The scene reminds me of a grocery trip I made about five years ago, when I last saw Xander attempting to be healthy in the flesh. He was strolling through Whole Foods with a cart full of oranges, grapefruit and strawberries, stopping by the grain dispensers and filling up a green plastic tube bag with organic oats. A three hundred and fifty pound guy at Whole Foods pushing around a cart filled with the groceries of a one hundred pound vegan woman. I continued to follow him to see what else he tossed into his cart. I don’t know what was more ridiculous: an old man peering around stacks of organic navel oranges and cheeses at a fat man’s grocery shopping or Xander at Whole Foods. He slowly meandered through more departments, like a barge rolling down the Chicago River, and continued by tossing a couple ready-made Indian frozen meals into the cart, passing by the pastries and cakes, eating a sample of some sharp white cheddar, grabbing a loaf of whole wheat artesian bread, downing a sample of some whole grain crackers, getting a pound of sliced deli turkey meat, and then he started heading for the checkout. As he loaded his items onto the conveyor belt, while I watched from behind a stack of natural dye free bar soap, I thought of how he must go home, cut his fruit into slices, arrange them between two slices of whole wheat bread alongside some turkey, dip the sandwich in butter and coat them in oats, then deep-fry the whole mess in chocolate sauce, and eventually down it drenched in ranch dressing. There is no way three hundred and fifty pounds are maintained with what he had in his shopping cart. This hospital salad is how big numbers can be maintained with healthy foods.

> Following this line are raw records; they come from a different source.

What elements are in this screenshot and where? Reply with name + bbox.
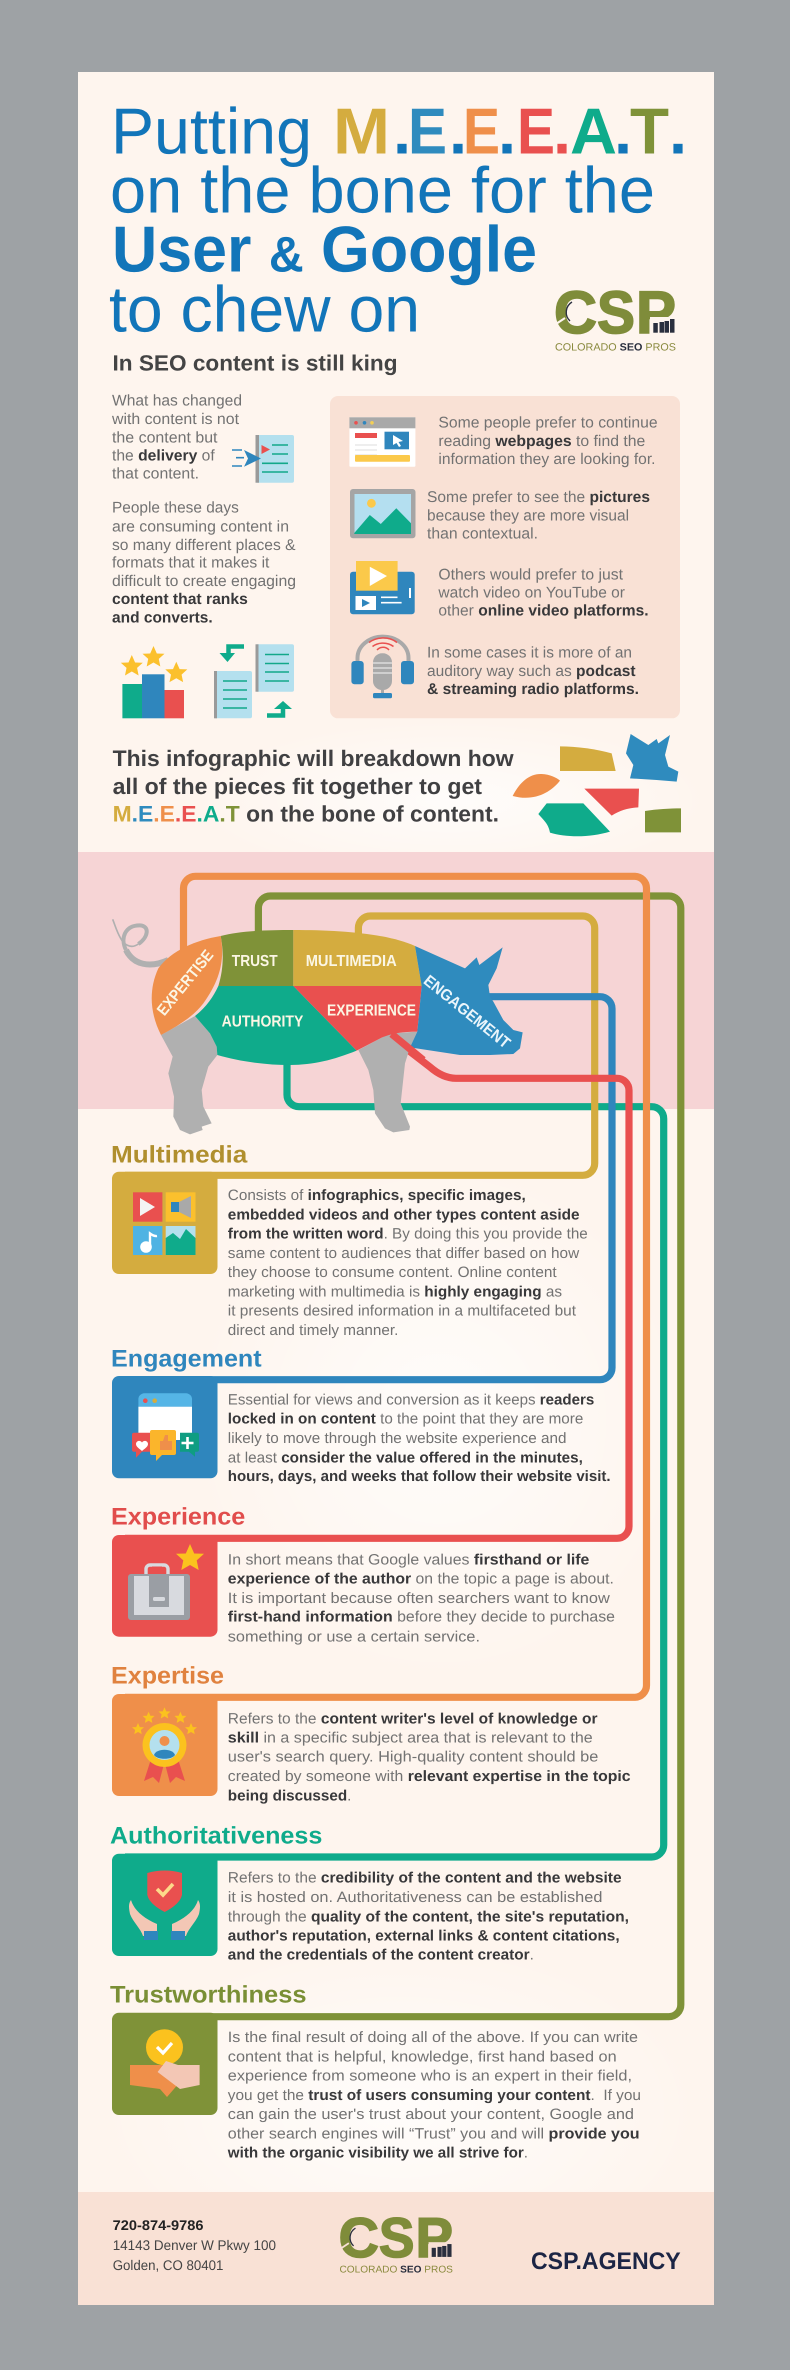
contact details: 14143 Denver W Pkwy 100 <box>113 2237 276 2253</box>
intro text: people these days: difficult to create engaging <box>112 573 296 590</box>
title: Putting <box>111 94 312 167</box>
body text: embedded videos and other types content aside <box>228 1206 580 1223</box>
body text: direct and timely manner. <box>228 1322 398 1339</box>
heading: Multimedia <box>111 1142 248 1169</box>
body text: being discussed. <box>228 1787 351 1804</box>
text: pictures: because they are more visual <box>427 507 629 524</box>
section: Multimedia <box>111 1142 588 1339</box>
title: . <box>553 94 571 167</box>
title: on the bone for the <box>110 154 655 227</box>
intro text: what has changed: the delivery of <box>112 447 215 464</box>
title: . <box>614 94 632 167</box>
heading: Authoritativeness <box>110 1822 322 1849</box>
body text <box>227 2029 641 2162</box>
intro text: people these days: People these days <box>112 500 239 517</box>
pig label: authority: AUTHORITY <box>222 1014 304 1031</box>
body text: with the organic visibility we all strive for. <box>227 2145 528 2162</box>
intro text: what has changed: the content but <box>112 429 218 446</box>
section: Expertise <box>111 1663 631 1804</box>
intro text: people these days <box>112 500 296 626</box>
icon box: handshake <box>112 2013 218 2115</box>
body text: Essential for views and conversion as it keeps readers <box>228 1391 594 1408</box>
pig label: expertise: EXPERTISE <box>154 947 217 1019</box>
icon: podcast <box>351 637 414 698</box>
section: Experience <box>111 1503 615 1645</box>
text: video <box>437 566 649 620</box>
callout: infographic breakdown: M.E.E.E.A.T on the bone of content. <box>113 802 499 827</box>
body text <box>228 1870 629 1964</box>
footer logo: P <box>415 2207 453 2269</box>
intro text: what has changed: What has changed <box>112 393 242 410</box>
text: video: other online video platforms. <box>438 603 649 620</box>
connector lines <box>125 876 681 2017</box>
logo: Colorado SEO Pros: COLORADO SEO PROS <box>555 342 676 354</box>
icon: picture <box>350 489 416 538</box>
footer <box>78 2192 714 2305</box>
text: pictures: Some prefer to see the pictures <box>427 489 650 506</box>
footer logo: COLORADO SEO PROS <box>340 2264 453 2275</box>
intro text: people these days: are consuming content in <box>112 519 289 536</box>
heading: Expertise <box>111 1663 224 1690</box>
icon: star rankings bar chart <box>121 646 187 718</box>
body text: can gain the user's trust about your content, Google and <box>228 2106 634 2123</box>
contact details: Golden, CO 80401 <box>113 2257 224 2273</box>
callout: infographic breakdown <box>113 746 514 827</box>
pig label: multimedia: MULTIMEDIA <box>306 953 397 970</box>
body text: other search engines will “Trust” you and will provide you <box>228 2125 640 2142</box>
text: pictures: than contextual. <box>427 525 538 542</box>
body text: In short means that Google values firsthand or life <box>228 1551 589 1568</box>
text: webpages: Some people prefer to continue <box>438 415 658 432</box>
callout: infographic breakdown: This infographic will breakdown how <box>113 746 514 771</box>
body text: author's reputation, external links & content citations, <box>228 1928 620 1945</box>
icon: video <box>350 561 415 614</box>
title: A <box>570 94 617 167</box>
title: M <box>333 94 390 167</box>
body text: you get the trust of users consuming your content . If you <box>228 2087 641 2104</box>
pig label: trust: TRUST <box>232 953 278 970</box>
icon: scattered pig pieces <box>513 734 681 836</box>
intro text: what has changed <box>111 393 242 483</box>
body text <box>228 1551 615 1645</box>
title: User & Google <box>112 213 537 286</box>
text: video: Others would prefer to just <box>438 566 624 583</box>
body text: Consists of infographics, specific images, <box>228 1187 526 1204</box>
intro text: people these days: and converts. <box>112 609 213 626</box>
body text: experience from someone who is an expert in their field, <box>228 2068 632 2085</box>
icon: swapping documents <box>214 644 294 718</box>
icon: webpage <box>349 417 415 467</box>
section: Engagement <box>111 1346 611 1485</box>
footer logo: C <box>339 2207 379 2269</box>
pig label: experience: EXPERIENCE <box>327 1003 416 1020</box>
contact details <box>113 2217 276 2273</box>
text: podcast <box>427 645 639 698</box>
section: Trustworthiness <box>110 1982 641 2162</box>
intro text: people these days: formats that it makes it <box>112 554 270 571</box>
body text: something or use a certain service. <box>228 1628 480 1645</box>
logo: Colorado SEO Pros: C <box>554 279 597 346</box>
intro text: people these days: content that ranks <box>112 591 248 608</box>
logo: Colorado SEO Pros: P <box>636 279 676 346</box>
title: . <box>498 94 516 167</box>
title: E <box>463 94 500 167</box>
body text <box>228 1391 611 1485</box>
footer logo <box>339 2207 454 2275</box>
pig label: engagement: ENGAGEMENT <box>420 972 513 1052</box>
callout: infographic breakdown: all of the pieces fit together to get <box>113 774 483 799</box>
pig silhouette: pieces <box>113 919 523 1134</box>
body text <box>228 1187 588 1339</box>
title: to chew on <box>109 273 420 346</box>
body text <box>228 1710 631 1804</box>
body text: they choose to consume content. Online content <box>228 1264 558 1281</box>
heading: Engagement <box>111 1346 262 1373</box>
pig diagram <box>113 919 523 1134</box>
text: webpages <box>438 415 658 468</box>
icon box: window with reactions <box>112 1376 218 1478</box>
subheading: In SEO content is still king <box>112 350 398 376</box>
body text: and the credentials of the content creator . <box>228 1947 534 1964</box>
text: pictures <box>427 489 650 542</box>
body text: experience of the author on the topic a page is about. <box>228 1571 614 1588</box>
body text: likely to move through the website experience and <box>228 1430 567 1447</box>
body text: first-hand information before they decide to purchase <box>228 1609 615 1626</box>
text: webpages: reading webpages to find the <box>438 433 645 450</box>
body text: skill in a specific subject area that is relevant to the <box>228 1730 593 1747</box>
pink band behind pig <box>78 852 714 1109</box>
body text: hours, days, and weeks that follow their website visit. <box>228 1468 611 1485</box>
icon box: media tiles <box>112 1172 218 1274</box>
text: webpages: information they are looking for. <box>438 451 656 468</box>
title <box>109 94 687 346</box>
footer logo: S <box>379 2207 415 2269</box>
body text: same content to audiences that differ based on how <box>228 1245 579 1262</box>
section: Authoritativeness <box>110 1822 629 1964</box>
title: E <box>408 94 447 167</box>
heading: Trustworthiness <box>110 1982 306 2009</box>
title: . <box>393 94 411 167</box>
body text: Refers to the content writer's level of knowledge or <box>228 1710 598 1727</box>
website: CSP.AGENCY <box>531 2248 681 2275</box>
title: T <box>630 94 669 167</box>
text: podcast: In some cases it is more of an <box>427 645 632 662</box>
panel: content formats <box>330 396 680 718</box>
body text: marketing with multimedia is highly engaging as <box>228 1283 562 1300</box>
intro text: people these days: so many different places & <box>112 537 296 554</box>
text: video: watch video on YouTube or <box>437 584 625 601</box>
intro text: what has changed: that content. <box>112 466 199 483</box>
heading: Experience <box>111 1503 245 1530</box>
body text: through the quality of the content, the site's reputation, <box>228 1908 629 1925</box>
body text: content that is helpful, knowledge, first hand based on <box>228 2048 617 2065</box>
icon box: award badge <box>112 1694 218 1796</box>
text: podcast: auditory way such as podcast <box>427 663 636 680</box>
title: E <box>517 94 555 167</box>
body text: at least consider the value offered in the minutes, <box>228 1449 583 1466</box>
logo: Colorado SEO Pros <box>554 279 677 354</box>
body text: it presents desired information in a multifaceted but <box>228 1303 577 1320</box>
body text: created by someone with relevant expertise in the topic <box>228 1768 631 1785</box>
icon: content delivery <box>232 435 294 483</box>
body text: locked in on content to the point that they are more <box>228 1411 583 1428</box>
body text: Refers to the credibility of the content and the website <box>228 1870 622 1887</box>
icon box: shield and hands <box>112 1854 218 1956</box>
title: . <box>449 94 467 167</box>
body text: Is the final result of doing all of the above. If you can write <box>228 2029 638 2046</box>
body text: from the written word. By doing this you provide the <box>228 1226 588 1243</box>
body text: It is important because often searchers want to know <box>228 1590 610 1607</box>
infographic canvas <box>78 72 714 2305</box>
text: podcast: & streaming radio platforms. <box>427 681 639 698</box>
body text: user's search query. High-quality content should be <box>228 1749 598 1766</box>
intro text: what has changed: with content is not <box>111 411 240 428</box>
title: . <box>669 94 687 167</box>
icon box: briefcase and star <box>112 1535 218 1637</box>
contact details: 720-874-9786 <box>113 2217 204 2233</box>
logo: Colorado SEO Pros: S <box>597 279 635 346</box>
body text: it is hosted on. Authoritativeness can be established <box>228 1889 602 1906</box>
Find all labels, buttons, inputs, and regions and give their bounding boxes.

I blurted, “Xander, take it easy on the dressing, you’re ruining the salad.”
“Alright, alright, I will, but salad tastes like crap without this much ranch.” Xander smirked, then continued, “Hey wait a minute, you’re not my dad yet, so I don’t have to listen to that.” Xander started laughing as he threw a forkful down the hatch.
Later that night, while Kate and I were having dinner, the physician taking care of him, Dr. Reebs, called and said Xander’s sugars had gotten too high again. They had noticed him looking more tired that afternoon and when they checked his blood sugar, it was 650. A nurse found some empty candy wrappers stuffed underneath his mattress – two king size Snickers, a Kit Kat, Milky Way and Twix. His discharge would have to be postponed. So we postponed our wedding another few days.